I am trying to use either awk or sed to drop the first two folders in a path. So if I had path /folder1/folder2/folder3/folder4.... I need to drop folder1&2, so the new path would be /folder3/folder4...

If folder1 and folder2 were the same all the time, this would be easy. But the folder names can change so the following wouldnt work.
echo "/folder1/folder2/folder3/folder4" | sed "s#/folder1/folder2##g"

Any suggestions? I tried reading some of the on line docs but its confusing. Thanks in advance.

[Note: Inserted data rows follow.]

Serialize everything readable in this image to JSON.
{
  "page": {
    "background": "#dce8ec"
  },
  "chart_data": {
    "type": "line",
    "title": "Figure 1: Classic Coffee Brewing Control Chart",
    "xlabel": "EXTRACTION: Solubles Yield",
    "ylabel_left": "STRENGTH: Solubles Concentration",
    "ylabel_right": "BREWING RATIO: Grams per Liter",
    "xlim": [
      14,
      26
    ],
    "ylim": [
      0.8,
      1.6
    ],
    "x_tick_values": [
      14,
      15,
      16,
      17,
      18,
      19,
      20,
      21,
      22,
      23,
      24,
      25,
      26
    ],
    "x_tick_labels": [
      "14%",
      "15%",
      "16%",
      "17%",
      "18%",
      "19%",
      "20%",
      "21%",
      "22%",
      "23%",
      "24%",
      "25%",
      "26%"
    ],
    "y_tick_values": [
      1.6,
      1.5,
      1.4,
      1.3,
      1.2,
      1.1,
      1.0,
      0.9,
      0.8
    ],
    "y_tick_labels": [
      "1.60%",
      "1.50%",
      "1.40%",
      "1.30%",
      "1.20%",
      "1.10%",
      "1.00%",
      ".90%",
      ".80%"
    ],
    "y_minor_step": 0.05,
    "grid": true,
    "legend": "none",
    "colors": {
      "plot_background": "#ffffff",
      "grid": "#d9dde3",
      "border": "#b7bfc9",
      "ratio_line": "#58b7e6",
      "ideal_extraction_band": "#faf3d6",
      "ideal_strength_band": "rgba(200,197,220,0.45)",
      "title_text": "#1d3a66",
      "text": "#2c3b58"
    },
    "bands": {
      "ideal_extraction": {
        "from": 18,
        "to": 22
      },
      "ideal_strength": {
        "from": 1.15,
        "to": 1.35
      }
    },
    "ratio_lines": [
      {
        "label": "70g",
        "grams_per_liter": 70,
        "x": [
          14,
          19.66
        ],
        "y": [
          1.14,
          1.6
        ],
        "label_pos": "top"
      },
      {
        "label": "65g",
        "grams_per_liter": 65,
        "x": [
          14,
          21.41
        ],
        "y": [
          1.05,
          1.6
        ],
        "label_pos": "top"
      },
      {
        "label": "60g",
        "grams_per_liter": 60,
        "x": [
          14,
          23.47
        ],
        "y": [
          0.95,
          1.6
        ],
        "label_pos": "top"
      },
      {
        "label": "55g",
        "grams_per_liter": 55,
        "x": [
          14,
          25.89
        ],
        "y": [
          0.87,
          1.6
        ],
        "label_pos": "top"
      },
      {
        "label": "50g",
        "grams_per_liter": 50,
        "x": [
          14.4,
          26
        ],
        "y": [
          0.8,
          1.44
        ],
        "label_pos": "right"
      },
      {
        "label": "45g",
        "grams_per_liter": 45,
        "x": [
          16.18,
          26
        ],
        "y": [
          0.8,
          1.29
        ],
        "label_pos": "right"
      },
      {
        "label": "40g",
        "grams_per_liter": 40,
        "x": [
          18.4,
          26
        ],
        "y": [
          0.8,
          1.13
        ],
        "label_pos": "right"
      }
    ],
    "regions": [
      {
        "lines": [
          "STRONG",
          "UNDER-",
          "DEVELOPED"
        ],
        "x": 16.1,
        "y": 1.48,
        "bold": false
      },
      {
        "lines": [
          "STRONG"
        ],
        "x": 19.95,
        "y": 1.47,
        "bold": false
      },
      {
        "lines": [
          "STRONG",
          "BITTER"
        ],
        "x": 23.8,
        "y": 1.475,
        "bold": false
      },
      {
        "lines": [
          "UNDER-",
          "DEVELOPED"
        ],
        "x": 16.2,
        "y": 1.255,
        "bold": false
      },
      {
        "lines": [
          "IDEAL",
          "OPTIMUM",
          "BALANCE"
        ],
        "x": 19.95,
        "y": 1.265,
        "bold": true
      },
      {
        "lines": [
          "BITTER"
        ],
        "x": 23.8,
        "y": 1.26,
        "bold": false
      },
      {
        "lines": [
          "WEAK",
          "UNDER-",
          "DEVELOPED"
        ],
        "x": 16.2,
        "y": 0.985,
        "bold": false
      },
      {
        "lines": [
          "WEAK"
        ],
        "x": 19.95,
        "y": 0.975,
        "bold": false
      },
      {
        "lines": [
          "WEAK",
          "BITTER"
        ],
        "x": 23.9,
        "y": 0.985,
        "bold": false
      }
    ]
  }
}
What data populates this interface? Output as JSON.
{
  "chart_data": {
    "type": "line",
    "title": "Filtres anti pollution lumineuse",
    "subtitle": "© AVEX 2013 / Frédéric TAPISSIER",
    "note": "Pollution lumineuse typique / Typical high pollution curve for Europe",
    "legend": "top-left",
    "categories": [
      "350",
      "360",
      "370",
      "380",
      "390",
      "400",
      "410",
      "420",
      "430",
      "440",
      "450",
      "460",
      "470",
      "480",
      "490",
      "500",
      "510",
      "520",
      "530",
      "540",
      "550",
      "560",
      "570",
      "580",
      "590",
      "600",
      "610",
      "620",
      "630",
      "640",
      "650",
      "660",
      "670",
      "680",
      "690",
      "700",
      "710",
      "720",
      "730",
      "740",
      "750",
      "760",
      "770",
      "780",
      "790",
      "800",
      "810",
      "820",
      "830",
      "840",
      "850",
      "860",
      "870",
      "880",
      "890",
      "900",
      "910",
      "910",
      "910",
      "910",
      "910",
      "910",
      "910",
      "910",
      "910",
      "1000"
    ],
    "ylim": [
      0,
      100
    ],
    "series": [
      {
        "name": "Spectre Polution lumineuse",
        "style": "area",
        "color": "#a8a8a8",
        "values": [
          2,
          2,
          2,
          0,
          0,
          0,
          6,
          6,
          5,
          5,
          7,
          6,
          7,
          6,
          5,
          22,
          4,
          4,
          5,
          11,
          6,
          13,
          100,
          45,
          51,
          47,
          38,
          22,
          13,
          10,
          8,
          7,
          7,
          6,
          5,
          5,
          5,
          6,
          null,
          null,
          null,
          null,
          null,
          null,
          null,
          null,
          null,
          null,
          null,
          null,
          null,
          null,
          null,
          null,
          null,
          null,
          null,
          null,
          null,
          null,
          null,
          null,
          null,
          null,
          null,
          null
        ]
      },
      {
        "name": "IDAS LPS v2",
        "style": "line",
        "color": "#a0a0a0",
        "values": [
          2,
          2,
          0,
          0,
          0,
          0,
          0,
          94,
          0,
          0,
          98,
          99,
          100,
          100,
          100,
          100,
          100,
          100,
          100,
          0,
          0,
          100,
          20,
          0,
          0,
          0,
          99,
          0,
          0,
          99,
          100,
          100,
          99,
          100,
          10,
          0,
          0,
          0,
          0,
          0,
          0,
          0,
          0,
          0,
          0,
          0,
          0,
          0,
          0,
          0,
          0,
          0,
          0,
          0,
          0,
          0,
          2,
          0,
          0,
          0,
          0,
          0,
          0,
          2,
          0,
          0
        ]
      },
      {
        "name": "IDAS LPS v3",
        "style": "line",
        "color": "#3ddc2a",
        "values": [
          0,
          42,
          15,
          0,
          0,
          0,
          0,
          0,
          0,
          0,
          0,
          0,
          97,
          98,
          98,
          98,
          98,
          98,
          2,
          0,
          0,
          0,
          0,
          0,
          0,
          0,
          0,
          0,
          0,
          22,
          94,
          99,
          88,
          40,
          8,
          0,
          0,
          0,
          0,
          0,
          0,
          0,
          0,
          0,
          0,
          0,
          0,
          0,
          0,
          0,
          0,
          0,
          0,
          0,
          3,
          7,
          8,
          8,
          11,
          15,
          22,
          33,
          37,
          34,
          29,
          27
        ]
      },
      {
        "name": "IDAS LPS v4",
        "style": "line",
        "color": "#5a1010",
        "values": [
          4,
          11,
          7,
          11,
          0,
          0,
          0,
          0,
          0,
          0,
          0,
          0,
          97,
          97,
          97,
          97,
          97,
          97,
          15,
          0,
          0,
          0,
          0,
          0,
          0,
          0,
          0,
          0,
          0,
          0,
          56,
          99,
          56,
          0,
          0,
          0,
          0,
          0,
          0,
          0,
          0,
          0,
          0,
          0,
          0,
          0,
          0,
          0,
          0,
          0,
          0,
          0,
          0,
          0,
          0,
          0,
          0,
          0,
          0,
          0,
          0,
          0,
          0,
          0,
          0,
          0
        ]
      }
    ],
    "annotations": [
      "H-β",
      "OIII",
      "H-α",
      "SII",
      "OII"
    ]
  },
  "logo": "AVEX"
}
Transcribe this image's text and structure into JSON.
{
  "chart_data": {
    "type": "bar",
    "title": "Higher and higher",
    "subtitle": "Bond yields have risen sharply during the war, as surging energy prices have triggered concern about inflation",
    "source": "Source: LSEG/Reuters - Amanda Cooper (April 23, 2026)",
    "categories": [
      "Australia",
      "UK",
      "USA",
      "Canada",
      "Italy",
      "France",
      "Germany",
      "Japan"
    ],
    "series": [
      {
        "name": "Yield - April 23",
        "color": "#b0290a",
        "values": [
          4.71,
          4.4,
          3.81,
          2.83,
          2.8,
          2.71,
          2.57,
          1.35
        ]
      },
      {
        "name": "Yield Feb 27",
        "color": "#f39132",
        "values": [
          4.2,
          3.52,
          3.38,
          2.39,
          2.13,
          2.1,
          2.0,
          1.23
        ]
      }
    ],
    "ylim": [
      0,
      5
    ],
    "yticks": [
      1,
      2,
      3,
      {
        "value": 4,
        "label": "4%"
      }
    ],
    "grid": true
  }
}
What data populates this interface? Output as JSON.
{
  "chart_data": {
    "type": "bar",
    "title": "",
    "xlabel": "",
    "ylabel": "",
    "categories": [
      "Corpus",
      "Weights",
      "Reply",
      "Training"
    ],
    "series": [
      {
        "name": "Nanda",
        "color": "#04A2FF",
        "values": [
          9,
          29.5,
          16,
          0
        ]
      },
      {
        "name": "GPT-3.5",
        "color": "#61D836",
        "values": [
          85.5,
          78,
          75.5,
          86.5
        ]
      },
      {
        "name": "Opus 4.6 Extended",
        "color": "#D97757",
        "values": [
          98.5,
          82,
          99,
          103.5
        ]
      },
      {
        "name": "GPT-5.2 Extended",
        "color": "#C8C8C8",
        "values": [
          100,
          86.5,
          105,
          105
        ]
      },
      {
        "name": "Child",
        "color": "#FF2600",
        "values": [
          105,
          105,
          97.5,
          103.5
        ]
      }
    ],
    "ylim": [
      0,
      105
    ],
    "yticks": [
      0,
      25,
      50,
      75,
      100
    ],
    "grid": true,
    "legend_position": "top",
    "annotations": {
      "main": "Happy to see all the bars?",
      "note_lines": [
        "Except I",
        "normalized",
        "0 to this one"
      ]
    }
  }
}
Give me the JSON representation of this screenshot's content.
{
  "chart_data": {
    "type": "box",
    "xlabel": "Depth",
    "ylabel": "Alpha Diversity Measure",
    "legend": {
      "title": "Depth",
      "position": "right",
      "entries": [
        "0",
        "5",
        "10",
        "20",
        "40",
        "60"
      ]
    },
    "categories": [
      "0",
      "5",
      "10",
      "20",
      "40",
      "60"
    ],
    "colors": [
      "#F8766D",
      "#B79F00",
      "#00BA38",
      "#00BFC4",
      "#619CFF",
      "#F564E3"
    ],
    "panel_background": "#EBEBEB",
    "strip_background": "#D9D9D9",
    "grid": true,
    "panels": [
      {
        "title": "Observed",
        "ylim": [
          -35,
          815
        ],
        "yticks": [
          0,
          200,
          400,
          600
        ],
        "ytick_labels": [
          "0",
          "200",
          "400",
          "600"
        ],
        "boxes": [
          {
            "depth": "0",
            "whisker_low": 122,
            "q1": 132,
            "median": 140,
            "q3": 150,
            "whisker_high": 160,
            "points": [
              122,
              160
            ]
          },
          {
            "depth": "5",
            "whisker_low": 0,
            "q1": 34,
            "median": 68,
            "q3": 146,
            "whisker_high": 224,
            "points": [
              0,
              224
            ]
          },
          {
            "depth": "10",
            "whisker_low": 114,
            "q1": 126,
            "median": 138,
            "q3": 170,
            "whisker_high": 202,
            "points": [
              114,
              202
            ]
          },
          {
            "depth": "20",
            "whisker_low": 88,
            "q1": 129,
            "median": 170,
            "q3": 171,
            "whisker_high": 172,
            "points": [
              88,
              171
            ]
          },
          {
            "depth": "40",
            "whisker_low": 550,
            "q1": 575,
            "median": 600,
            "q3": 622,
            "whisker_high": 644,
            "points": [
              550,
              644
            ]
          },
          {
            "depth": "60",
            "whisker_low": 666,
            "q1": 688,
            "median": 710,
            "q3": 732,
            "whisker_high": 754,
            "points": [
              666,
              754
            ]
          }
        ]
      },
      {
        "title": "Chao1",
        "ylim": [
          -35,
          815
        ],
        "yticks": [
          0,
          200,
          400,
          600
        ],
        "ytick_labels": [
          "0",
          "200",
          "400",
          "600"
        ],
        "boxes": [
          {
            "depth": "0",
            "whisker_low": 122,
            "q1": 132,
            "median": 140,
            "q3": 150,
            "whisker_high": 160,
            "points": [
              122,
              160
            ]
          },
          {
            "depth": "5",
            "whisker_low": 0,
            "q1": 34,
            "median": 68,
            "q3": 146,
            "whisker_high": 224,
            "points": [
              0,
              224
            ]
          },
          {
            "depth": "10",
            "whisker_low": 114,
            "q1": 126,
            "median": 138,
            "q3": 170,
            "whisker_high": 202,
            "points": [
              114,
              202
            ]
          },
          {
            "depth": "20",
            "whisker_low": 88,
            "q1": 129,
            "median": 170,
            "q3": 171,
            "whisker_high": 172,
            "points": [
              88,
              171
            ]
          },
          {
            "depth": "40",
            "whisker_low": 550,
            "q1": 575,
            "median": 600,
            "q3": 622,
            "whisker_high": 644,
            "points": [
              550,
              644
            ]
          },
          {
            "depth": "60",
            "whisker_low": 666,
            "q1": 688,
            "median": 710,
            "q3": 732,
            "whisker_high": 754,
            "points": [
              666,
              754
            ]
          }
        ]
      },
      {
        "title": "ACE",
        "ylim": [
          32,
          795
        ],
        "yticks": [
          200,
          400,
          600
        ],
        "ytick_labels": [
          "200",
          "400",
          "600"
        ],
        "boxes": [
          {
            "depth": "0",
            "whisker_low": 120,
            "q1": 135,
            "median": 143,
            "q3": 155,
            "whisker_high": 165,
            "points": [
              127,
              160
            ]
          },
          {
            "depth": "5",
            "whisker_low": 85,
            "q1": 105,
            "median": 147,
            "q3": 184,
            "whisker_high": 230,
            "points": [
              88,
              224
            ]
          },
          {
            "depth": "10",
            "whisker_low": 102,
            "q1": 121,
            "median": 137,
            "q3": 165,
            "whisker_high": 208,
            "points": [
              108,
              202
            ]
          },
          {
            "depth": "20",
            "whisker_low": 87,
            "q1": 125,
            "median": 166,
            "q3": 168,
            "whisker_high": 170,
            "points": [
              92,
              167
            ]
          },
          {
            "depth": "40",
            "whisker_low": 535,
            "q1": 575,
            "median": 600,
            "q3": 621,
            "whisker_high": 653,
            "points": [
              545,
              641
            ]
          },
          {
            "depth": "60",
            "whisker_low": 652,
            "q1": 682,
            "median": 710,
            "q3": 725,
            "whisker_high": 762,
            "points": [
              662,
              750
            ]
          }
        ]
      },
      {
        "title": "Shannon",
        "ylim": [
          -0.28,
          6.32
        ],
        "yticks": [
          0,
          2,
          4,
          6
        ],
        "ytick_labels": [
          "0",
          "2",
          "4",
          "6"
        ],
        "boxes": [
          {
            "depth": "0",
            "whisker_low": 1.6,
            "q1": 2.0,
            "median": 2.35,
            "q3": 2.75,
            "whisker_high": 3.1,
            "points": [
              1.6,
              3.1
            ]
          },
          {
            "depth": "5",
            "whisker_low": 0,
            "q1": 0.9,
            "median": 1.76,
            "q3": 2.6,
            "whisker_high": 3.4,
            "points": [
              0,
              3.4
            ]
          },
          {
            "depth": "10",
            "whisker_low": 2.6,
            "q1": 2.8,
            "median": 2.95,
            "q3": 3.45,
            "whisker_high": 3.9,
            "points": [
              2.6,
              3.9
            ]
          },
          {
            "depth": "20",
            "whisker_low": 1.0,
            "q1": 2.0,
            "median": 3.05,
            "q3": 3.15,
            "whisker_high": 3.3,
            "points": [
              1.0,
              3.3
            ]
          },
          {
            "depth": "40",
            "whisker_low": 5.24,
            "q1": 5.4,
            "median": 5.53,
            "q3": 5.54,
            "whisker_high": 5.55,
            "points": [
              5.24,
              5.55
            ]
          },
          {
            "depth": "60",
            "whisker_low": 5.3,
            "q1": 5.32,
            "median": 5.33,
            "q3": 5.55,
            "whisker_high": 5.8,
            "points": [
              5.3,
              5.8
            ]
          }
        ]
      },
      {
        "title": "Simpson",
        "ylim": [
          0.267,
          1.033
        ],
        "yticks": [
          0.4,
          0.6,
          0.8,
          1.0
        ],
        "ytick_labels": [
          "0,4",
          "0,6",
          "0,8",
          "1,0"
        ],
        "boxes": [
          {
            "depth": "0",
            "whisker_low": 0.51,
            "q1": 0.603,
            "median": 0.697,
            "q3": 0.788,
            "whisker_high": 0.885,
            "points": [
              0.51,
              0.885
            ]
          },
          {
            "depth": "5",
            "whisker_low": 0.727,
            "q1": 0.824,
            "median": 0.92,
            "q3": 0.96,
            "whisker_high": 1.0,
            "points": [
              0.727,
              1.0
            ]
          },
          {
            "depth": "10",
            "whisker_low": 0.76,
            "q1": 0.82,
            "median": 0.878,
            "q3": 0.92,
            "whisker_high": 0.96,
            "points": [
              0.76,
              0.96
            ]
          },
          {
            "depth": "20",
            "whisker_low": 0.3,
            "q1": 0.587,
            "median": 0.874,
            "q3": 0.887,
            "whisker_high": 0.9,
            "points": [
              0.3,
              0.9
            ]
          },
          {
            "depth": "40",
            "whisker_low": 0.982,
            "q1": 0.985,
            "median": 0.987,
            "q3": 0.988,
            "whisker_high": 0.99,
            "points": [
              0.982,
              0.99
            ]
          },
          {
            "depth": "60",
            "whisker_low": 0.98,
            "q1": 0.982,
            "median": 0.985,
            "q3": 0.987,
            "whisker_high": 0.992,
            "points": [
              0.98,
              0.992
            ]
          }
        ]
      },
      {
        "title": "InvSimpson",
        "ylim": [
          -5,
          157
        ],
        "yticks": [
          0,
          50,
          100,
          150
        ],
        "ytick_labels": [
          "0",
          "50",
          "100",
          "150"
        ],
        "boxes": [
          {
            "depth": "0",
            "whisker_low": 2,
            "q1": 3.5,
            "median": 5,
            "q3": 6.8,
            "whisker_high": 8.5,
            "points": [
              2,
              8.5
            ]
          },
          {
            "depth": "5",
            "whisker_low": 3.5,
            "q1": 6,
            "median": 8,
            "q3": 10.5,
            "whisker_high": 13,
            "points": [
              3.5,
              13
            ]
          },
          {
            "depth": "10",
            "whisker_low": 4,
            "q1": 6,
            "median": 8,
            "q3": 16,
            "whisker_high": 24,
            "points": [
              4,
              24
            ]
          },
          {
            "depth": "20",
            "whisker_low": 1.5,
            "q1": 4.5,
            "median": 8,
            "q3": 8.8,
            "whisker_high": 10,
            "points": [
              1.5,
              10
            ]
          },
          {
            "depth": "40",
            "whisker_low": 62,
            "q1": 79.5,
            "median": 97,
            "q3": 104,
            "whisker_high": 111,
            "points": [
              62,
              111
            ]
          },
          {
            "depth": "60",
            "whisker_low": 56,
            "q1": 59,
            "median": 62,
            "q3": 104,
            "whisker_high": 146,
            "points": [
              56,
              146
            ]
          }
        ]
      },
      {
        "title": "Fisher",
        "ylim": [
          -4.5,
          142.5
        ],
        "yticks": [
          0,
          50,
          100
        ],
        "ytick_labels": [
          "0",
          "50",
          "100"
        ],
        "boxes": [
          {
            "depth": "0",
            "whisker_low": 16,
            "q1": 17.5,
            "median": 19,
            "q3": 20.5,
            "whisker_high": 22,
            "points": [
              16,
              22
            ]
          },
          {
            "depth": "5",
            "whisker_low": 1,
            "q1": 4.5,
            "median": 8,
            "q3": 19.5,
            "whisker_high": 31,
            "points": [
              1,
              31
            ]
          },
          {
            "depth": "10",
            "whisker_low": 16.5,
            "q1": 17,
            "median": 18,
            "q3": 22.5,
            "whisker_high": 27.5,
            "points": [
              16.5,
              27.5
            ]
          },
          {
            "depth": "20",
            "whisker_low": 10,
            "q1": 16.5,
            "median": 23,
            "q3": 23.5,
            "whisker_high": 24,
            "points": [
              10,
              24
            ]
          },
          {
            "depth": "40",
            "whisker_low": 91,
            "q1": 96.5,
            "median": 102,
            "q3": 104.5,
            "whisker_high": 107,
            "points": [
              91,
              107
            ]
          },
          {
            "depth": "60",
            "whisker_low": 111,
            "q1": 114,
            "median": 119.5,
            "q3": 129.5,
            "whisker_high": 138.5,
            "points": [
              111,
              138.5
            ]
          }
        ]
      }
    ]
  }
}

penchal_boddu · April 25, 2008, 9:57am

This mat be helpful

echo "/folder1/folder2/folder3/folder4" | sed 's#/[0-9a-zA-Z]*/[0-9a-zA-Z]*# #'

/folder3/folder4

era · April 25, 2008, 10:55am

If the folder names contain characters only from that set (number and alphabetics), you should be fine. The more general solution is to say "anything which is not a slash":

sed 's#^/[^/]*/[^/]*##'

robertinohio · April 25, 2008, 2:08pm

Both worked fine. I was trying to understand the logic, but its difficult for me. The first one sed 's#/[0-9a-zA-Z]*/[0-9a-zA-Z]*# #'
I almost get. Is the * like a wildcard? How come you were able to drop the g from the end of the command?

This one worked too sed 's#^/[^/]*/[^/]*##' Its a slick command, but I am not sure how the syntax works in that one.... Is there an easy reference guide to sed or awk options?

Anyways, thanks to both of you. I'm trying to learn how to use these commands more. Maybe I need to drink a few beers before attempting next time.

era · April 25, 2008, 2:30pm

in sed, g is for when you want to replace multiple occurrences of the pattern on the same line. So "echo fee | sed -e 's/e/o/'" produces "foe", but with the /g flag at the end, you get "foo" (all occurrences of e in a line get replaced with o).

repeats the previous character zero or more times. It's not the same as the shell's wildcard which matches anything, it's a repetition operator, but in broad terms I guess you can call that a sort of wildcard, too.

After the first slash in that regular expression, [^/] means "a character which is not (a newline or) a slash" and we match that zero or more times. Then a slash, then again as many non-slashes as possible, and then a slash again. So three slashes with non-slashes between them, as many as required, and replace that with the empty string (or a space, if you like that better ...?)

The thing you need to understand here is not so much sed or awk as the regular expressions themselves. Friedl's book is The Book here; if you don't want to get into the heavy lifting then the first couple of chapters are still worth it.